Begeisterung über Tanzgruppen beim Prinzentreffen

Das Männerballett Horrem tritt beim Prinzentreffen auf.

Das Männerballett Horrem tritt beim Prinzentreffen auf.

Bornheim. Die Tanzformationen haben die Tollitäten und Besucher beim 20. Bornheimer Prinzentreffen in der Kaiserhalle begeistert. Für eine Gruppe war die Bühne fast zu klein.

Beim Prinzentreffen der Karnevalsgesellschaft Bornheimer Stadtsoldaten Corps 1997 knubbelten sich fast alle „Hoheiten“ aus dem Vorgebirge und einige aus dem Köln/Bonner Raum. Für die Gastgeber war es in diesem Jahr eine besondere Veranstaltung, feiern sie in doch gleich ein doppeltes Jubiläum: 22 Jahre Stadtsoldaten Corps und 20 Jahre Tollitätentreff. Mit kräftigem Alaaf wurden Bornheims Tollitäten Klaus I und Astried I, Hanna I (Kinderprinzessin Sechtem), Jenny I (Roisdorf), Walberbergs Trio Prinz Gabi I, Jungfrau Karin, Bauer Renate, Volker I und Hildegard III (Merten), Monika I und Melina I (Hersel-Uedorf) und ihre Kollegen aus Witterschlick, Alfter, Buschdorf und Bad Godesberg in der Kaiserhalle begrüßt.

Im bunten Programm glänzten unter anderem das GKG Funkencorps aus Bad Godesberg, der TSC Waldorf und das Männerballett aus Horrem. Mit rund 24 Tänzern war die Bühne für die Bornheimer Formation Dance for Liberty fast zu klein. Staunend beobachteten die Zuschauer die akrobatischen Drehungen, Sprünge und die perfekt inszenierte Menschenpyramide.

KG mit Besucherzahl zufrieden

„Die Darbietungen waren einfach toll. Die Veranstalter haben sich solche Mühe gegeben. Umso beschämender finde ich es, dass nur so wenige Bornheimer, vor allem aus den Ortsteilen, hier sind, zumal der Tollitätentreff sonntags stattfindet und kostenfrei ist“, befand Günter Mäsgen. Der 78-Jährige könne so etwas gar nicht verstehen. Er selbst war 20 Jahre lang als Einzelkämpfer im Bornheimer Zug dabei, mit dem Besuch des Prinzentreffens möchte er das örtliche Brauchtum unterstützen. Dem stimmte Ingeburg Peters zu.
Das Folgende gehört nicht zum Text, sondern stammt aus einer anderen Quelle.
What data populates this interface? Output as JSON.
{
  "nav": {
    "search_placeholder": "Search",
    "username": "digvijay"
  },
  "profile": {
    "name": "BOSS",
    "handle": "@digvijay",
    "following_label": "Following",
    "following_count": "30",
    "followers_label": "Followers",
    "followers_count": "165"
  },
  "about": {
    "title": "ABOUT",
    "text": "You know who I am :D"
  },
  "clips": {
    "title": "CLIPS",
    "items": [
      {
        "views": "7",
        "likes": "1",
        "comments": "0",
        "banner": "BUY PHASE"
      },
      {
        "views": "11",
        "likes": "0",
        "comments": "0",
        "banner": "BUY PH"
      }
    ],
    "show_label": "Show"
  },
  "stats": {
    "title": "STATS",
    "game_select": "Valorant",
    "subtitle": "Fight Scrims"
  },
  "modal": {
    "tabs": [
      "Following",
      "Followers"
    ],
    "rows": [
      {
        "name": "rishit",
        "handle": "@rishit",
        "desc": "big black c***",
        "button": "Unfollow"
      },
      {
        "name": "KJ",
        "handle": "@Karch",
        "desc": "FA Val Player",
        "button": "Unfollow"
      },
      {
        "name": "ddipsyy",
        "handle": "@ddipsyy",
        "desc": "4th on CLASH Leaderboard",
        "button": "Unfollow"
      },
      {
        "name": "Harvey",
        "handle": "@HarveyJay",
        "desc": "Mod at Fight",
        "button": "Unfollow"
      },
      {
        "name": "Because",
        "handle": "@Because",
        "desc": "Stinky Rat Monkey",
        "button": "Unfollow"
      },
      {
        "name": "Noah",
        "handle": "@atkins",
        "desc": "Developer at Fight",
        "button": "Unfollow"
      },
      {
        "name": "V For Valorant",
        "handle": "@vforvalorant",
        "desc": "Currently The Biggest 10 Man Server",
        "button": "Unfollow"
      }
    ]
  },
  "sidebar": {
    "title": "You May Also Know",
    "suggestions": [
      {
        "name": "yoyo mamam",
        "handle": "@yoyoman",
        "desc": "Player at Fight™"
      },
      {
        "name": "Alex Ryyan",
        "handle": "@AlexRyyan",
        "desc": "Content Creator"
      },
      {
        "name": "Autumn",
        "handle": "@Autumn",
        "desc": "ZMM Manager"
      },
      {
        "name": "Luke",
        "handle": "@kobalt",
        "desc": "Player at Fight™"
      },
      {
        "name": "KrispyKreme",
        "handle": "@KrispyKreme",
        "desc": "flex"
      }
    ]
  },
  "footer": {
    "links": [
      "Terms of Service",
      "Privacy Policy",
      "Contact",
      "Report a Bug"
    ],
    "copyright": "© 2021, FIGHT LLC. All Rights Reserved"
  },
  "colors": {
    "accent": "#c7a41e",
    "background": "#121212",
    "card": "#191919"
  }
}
Seit Jahrzehnten dem Karneval verbunden – sie war früher Tanzmariechen bei der Witterschlicker Karnevalsgesellschaft Alpenrose und bereicherte mit ihren Kegelschwestern jahrzehntelang den Bornheimer Zug – bedauerte die 68-Jährige das mangelnde Interesse.

Hingegen zeigte sich KG-Gründungsmitglied Hans-Willi Vianden recht zufrieden mit der Anzahl der Besucher. „Wir hatten dieses Jahr Glück. An diesem Sonntag gab es weniger Veranstaltungen im Umfeld. Es waren mehr Leute da als 2018“.